Il giamaicano domina la finale dei 100 metri. Alle sue spalle Blake e Gatlin che sognavano di spodestare il re della velocità.

 

Straordinario Usain Bolt. Dato per morto dopo essere stato sconfitto nei Trials giamaicani da Blake, si è ripreso la medaglia d'oro nei 100 metri di Londra 2012. Ha vinto la finale con uno strepitoso 9''63 (record olimpico) a 17° gradi di temperatura e condizioni meteo sfavorevoli. Si è tenuto dietro l'amico e rivale Yohan Blake che con 9''75 ha stabilito il suo primato personale senza, però, riuscire a rimanere nella scia del re della velocità. Medaglia di bronzo per lo statunitense Gatlin che ha beffato per un solo centesimo di secondo Gay. E' stata una finale velocissima malgrado le condizioni della pista: in sette finalisti hanno corso sotto la barriera del 10 secondi.

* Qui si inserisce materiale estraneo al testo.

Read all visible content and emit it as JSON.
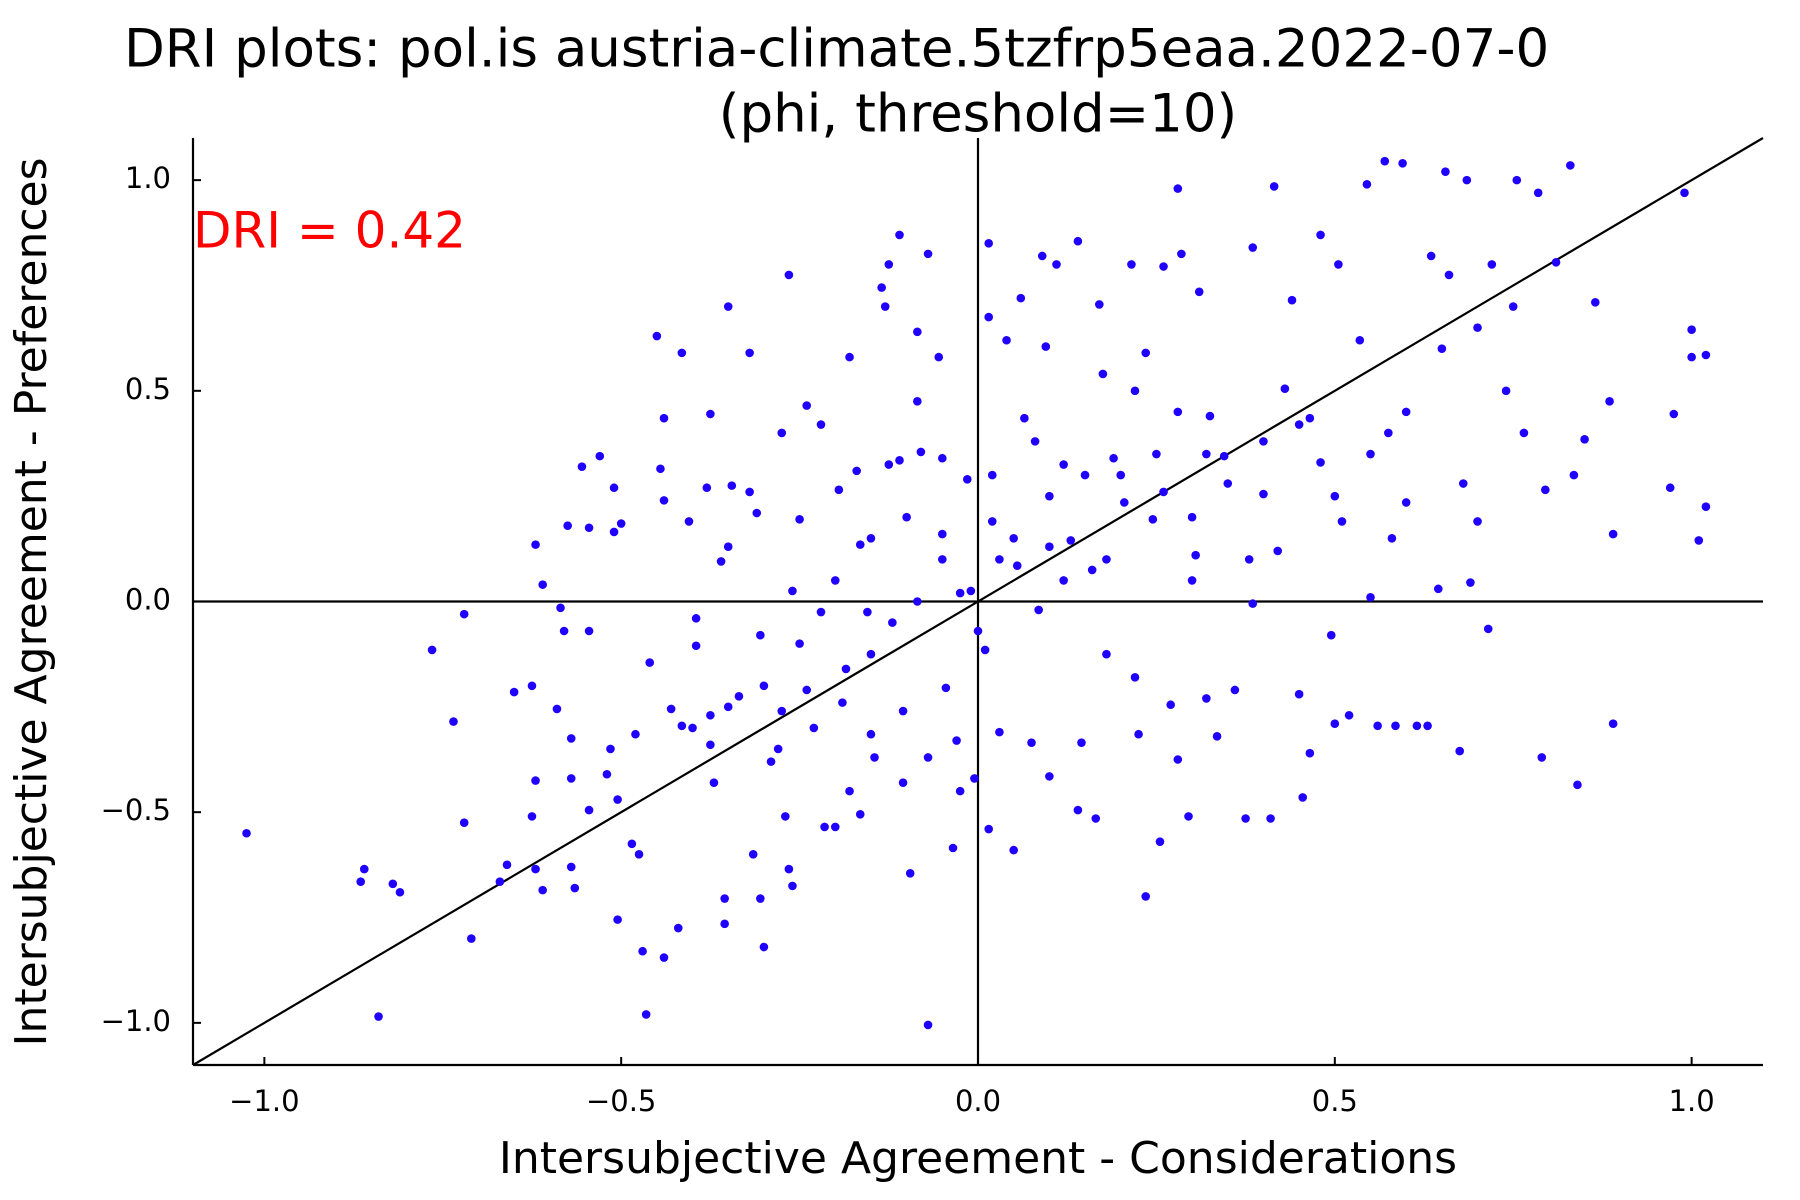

Bolt si candida ora a ripetere la doppietta della velocità di Pechino 2008. Dopo una stagione sofferta è arrivato a Londra in condizioni straordiarie e può uscire dai Giochi con l'etichetta di miglior velocista di tutti i tempi. In semifinale Gatlin e Blake erano stati più rapidi di lui, ma Usain aveva smesso di correre dopo 60 metri chiudendo quasi con una passeggiata. Il presagio per la finale che l'oro ha confermato cancellando anche la brutta figura della falsa partenza ai Mondiali di Daegu in Corea di un anno fa: "Non ho mai avuto dubbi nè pressioni - ha detto Bolt -. Adesso i 200 anche se non prometto di poter fare il record".